When I spoke with actor Géza Röhrig and director/co-writer László Nemes on December 12, 2015, I knew it was going to be a serious conversation. I also knew that it was going to be as insightful as their film, SON OF SAUL. We started the interview with my asking why these two would want to immerse themselves for the time necessary to make the film about this time, this place, and this story of the Sonderkommando, concentration camp prisoners who do the work of leading fellow prisoners to the gas chamber, and then taking the bodies to the crematoria for disposal for so long. Rohrig, plays Saul, a member of the Sonderkommando, and his reasons turned out to be very personal, as he recalled learning for the first time, at age 12, about his own family members who had been murdered by the Nazis, and the effect to telling him about it had on his grandfather. Nemes talked about his sense of anger that had always been there for him, as well as the lack of understanding, that latter being what has spurred him to make not just SON OF SAUL, but also three short films previous to it, films that all dealt, in strikingly original, thought-provoking ways, with how everyday people dealt with their fellow citizens suddenly being reduced to subhuman status.
He went on to discuss why he wanted to take audiences out of their comfort zone, confront them with the reality of death, and how the cinematography of shallow depth-of-field and stunning tracking shots, were integral to that. I then asked Rohrig to describe the effect of such close-ups, as well as the rigors of tracking shots on his acting choices, and how he used the emotional deadness of expression that is one of the manifestations of PTSD, to express what the film as a whole does so beautifully: the desperate clinging to humanity when all is lost.
SON OF SAUL is set in Auschwitz near the end of World War II, and is one day in the life of Saul, who is part of the Sonderkommando, a group of prisoners kept separate from the others, and who are tasked with leading their fellow Jews into the gas chamber, and then reducing them to ashes in the crematoria at Auschwitz.

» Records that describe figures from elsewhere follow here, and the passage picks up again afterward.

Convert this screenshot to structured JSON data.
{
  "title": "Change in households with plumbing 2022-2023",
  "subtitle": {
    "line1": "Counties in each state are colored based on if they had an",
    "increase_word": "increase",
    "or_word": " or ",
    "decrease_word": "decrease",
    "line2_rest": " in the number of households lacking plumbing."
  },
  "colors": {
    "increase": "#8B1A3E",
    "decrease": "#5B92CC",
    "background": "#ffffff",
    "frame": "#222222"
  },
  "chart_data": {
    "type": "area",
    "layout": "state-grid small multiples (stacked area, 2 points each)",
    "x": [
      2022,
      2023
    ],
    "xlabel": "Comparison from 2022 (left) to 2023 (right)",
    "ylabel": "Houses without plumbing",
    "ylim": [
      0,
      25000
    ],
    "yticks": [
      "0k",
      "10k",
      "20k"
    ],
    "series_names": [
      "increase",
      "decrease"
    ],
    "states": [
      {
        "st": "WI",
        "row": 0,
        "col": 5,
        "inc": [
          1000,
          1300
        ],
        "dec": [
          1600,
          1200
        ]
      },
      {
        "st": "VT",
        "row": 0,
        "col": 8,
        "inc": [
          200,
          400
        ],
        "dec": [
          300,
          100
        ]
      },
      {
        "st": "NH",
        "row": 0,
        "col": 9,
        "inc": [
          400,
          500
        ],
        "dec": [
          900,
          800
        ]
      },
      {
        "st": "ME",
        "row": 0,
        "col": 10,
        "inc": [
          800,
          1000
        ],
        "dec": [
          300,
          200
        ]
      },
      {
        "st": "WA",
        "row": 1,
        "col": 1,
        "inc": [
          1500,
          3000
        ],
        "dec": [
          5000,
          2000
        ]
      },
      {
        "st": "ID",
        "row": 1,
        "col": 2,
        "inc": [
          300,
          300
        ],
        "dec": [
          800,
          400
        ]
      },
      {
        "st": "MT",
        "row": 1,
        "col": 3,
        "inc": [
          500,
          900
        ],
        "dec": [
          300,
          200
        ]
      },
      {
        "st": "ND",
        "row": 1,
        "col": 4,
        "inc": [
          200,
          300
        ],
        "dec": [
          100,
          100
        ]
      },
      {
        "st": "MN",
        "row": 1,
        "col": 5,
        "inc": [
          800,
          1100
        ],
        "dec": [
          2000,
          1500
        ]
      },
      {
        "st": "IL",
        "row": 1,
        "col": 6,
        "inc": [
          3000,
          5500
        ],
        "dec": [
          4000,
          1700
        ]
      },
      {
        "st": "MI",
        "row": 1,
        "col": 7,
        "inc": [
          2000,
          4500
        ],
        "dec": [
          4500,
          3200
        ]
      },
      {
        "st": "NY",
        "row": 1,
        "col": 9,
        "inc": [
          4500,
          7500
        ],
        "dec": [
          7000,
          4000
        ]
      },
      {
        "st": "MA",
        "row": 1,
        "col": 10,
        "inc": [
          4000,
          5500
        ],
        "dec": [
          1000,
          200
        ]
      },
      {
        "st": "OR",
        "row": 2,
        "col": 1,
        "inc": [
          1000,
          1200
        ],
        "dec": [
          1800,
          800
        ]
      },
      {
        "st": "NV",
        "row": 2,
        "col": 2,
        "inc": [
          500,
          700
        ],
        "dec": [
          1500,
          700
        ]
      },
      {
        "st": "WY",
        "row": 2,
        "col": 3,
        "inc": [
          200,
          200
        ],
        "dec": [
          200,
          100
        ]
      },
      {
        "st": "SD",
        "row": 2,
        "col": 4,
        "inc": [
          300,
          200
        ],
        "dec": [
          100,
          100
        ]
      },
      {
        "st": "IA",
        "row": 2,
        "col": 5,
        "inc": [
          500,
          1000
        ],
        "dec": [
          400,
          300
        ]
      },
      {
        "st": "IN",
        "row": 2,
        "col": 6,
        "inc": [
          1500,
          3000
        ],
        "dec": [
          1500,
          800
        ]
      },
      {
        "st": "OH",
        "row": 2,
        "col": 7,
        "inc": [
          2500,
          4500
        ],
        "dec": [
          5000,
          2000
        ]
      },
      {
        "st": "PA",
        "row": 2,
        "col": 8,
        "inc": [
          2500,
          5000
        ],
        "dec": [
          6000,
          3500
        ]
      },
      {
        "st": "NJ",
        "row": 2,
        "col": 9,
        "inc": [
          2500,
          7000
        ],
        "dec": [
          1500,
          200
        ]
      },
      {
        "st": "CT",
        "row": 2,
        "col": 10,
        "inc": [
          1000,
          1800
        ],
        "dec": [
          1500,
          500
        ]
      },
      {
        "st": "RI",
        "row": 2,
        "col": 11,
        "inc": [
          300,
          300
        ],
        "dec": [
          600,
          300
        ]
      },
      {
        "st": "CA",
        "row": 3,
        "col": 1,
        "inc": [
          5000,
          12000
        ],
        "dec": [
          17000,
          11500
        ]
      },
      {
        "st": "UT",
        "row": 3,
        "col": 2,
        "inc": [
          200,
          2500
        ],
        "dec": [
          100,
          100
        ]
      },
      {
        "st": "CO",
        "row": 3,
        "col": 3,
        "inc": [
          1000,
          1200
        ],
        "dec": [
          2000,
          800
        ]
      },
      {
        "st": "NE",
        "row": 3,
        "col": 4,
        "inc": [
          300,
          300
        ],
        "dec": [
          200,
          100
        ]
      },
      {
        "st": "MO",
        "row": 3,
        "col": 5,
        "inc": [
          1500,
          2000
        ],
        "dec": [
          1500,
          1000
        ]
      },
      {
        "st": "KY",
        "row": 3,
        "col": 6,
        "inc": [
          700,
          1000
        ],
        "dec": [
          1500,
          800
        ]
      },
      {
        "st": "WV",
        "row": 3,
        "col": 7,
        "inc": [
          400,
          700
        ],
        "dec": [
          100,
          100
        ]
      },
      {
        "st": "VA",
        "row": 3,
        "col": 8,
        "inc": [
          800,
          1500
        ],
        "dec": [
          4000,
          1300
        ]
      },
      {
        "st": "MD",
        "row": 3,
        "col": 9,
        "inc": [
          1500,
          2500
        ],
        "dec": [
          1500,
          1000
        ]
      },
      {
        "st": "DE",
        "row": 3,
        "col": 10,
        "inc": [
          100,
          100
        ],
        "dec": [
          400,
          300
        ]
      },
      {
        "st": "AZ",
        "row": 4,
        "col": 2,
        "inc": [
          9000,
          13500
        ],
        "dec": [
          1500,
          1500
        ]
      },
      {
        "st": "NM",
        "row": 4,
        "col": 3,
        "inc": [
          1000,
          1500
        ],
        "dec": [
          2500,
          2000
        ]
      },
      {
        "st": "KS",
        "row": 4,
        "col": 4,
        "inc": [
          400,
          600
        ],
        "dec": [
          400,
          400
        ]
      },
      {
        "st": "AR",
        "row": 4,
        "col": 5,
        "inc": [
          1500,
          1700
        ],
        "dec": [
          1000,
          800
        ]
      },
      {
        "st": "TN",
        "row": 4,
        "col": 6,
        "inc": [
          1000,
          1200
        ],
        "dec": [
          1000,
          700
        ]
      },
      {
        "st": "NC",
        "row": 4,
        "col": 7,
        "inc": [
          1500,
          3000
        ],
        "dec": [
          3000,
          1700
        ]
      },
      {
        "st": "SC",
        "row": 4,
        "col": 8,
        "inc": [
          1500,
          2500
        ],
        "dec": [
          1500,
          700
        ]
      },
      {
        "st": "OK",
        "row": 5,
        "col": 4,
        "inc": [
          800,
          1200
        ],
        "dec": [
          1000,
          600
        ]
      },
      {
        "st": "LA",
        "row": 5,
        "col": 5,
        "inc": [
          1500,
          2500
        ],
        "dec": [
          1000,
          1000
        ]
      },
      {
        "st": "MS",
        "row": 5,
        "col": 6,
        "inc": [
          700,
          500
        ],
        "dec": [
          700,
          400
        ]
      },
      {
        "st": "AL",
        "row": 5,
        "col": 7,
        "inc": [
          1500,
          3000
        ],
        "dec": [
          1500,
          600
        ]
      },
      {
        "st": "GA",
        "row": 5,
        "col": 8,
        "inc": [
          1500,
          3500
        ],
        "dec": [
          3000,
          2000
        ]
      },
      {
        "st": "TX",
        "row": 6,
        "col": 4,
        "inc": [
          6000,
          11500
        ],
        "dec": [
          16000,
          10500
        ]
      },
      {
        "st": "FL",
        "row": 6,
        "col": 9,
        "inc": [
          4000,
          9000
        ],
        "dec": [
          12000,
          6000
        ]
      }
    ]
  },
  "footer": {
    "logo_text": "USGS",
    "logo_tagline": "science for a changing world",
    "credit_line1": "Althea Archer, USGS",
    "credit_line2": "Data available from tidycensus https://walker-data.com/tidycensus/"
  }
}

After months of doing this, Saul suddenly becomes obsessed with providing a proper burial for one of the victims of the gas chamber. Stealing the body, finding a rabbi to perform the Kaddish, and then finding a way to bury the body rather than have it burn like the others, he created friction with his fellow Sonderkommando’s, risking the living for the dead as one puts it to him. To which Saul replies, we are dead already. Using intricate tracking shots, shallow-depth of field, and camera placement that puts us directly, intimately, uncomfortably into the action, we in the audience because participants as well as witnesses, providing an unparalleled insight into what it was like to be trapped in an unthinkable reality. Nemes directed from a script he co-wrote with Clara Royer. The film won several awards at this year’s Cannes Film Festival, including the FIPRESCI Prize, and is the official Hungarian selection for the foreign language Academy Award.